“If there’s one thing this season has again shown us, is that we need access to new markets for our avocados as soon as possible,” says Bram Snijder, an independent agricultural consultant in Tzaneen, Limpopo Province.
“In terms of volumes it wasn’t a bad year, but our reliance on a single market is a weakness and makes us very vulnerable to challenges in that market.”
He notes that for a long time the South African industry assumed that Europe would remain its main market and that the USA would pull enough of Peru’s avocados to bring some sort of equilibrium, but with the unexpectedly large avocado crops from Spain, Israel and Morocco this year that remained in the market longer than usual, the avocado market in Europe hit an enormous peak from which it never really recovered.

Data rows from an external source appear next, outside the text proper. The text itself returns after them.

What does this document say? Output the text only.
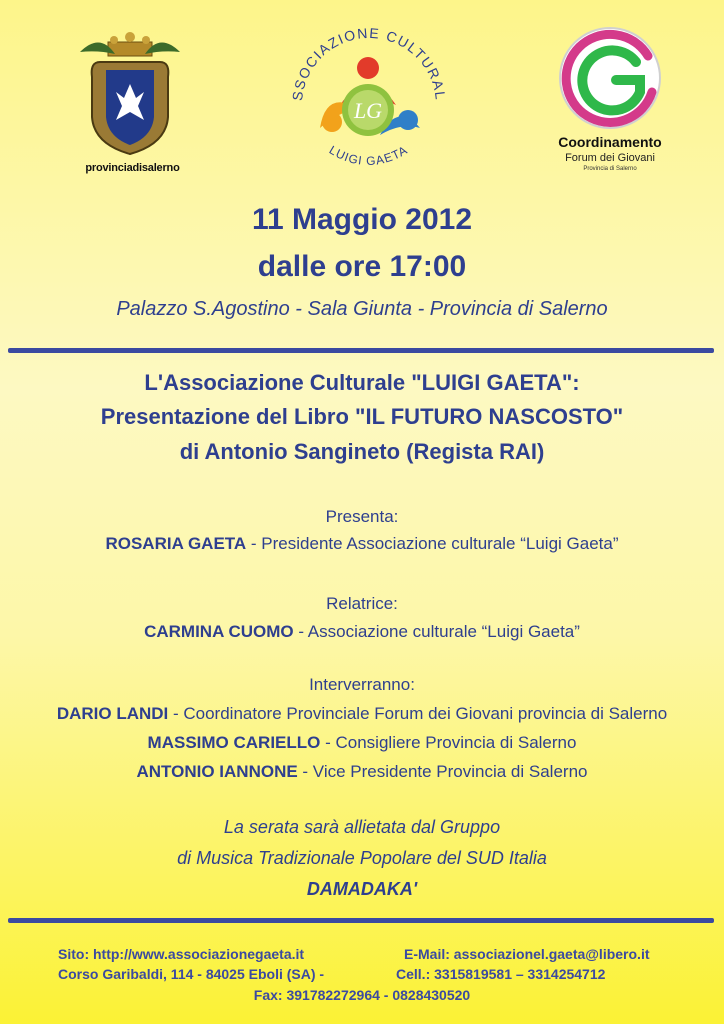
provinciadisalerno
SSOCIAZIONE CULTURAL
LG
LUIGI GAETA
Coordinamento
Forum dei Giovani
Provincia di Salerno
11 Maggio 2012
dalle ore 17:00
Palazzo S.Agostino - Sala Giunta - Provincia di Salerno
L'Associazione Culturale "LUIGI GAETA":
Presentazione del Libro "IL FUTURO NASCOSTO"
di Antonio Sangineto (Regista RAI)
Presenta:
ROSARIA GAETA - Presidente Associazione culturale “Luigi Gaeta”
Relatrice:
CARMINA CUOMO - Associazione culturale “Luigi Gaeta”
Interverranno:
DARIO LANDI - Coordinatore Provinciale Forum dei Giovani provincia di Salerno
MASSIMO CARIELLO - Consigliere Provincia di Salerno
ANTONIO IANNONE - Vice Presidente Provincia di Salerno
La serata sarà allietata dal Gruppo
di Musica Tradizionale Popolare del SUD Italia
DAMADAKA'
Sito: http://www.associazionegaeta.it	E-Mail: associazionel.gaeta@libero.it
Corso Garibaldi, 114 - 84025 Eboli (SA) -	Cell.: 3315819581 – 3314254712
Fax: 391782272964 - 0828430520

Besides Europe, South Africa’s other strong market is Russia, the major overseas buyer of South Africa’s large greenskin (Fuerte and Pinkerton) crop as well as of small counts of Hass, but due to the war with Ukraine that opportunity was sharply diminished this year.
“I wouldn’t say prices were historically low but it’s certainly at a lower level than over the past five years,” he says. “Peru also felt the pain and when they could, they pulled out of Europe which brought us some relief but price levels struggled to recover.”
Small volumes go to the Middle East but much development work needs to be done to develop that market; at the moment sending more than two or three containers weekly brings the market quickly to a point of oversaturation.
“The season is finally coming to an end. It’s been a long and painful season and we’re probably going to be feeling the pain for a couple of seasons hence. We’ll hopefully be coming out of the season stronger but we need new markets for our avocados.”
South Africa is in the process of negotiating market access for its avocados in India, Japan and China.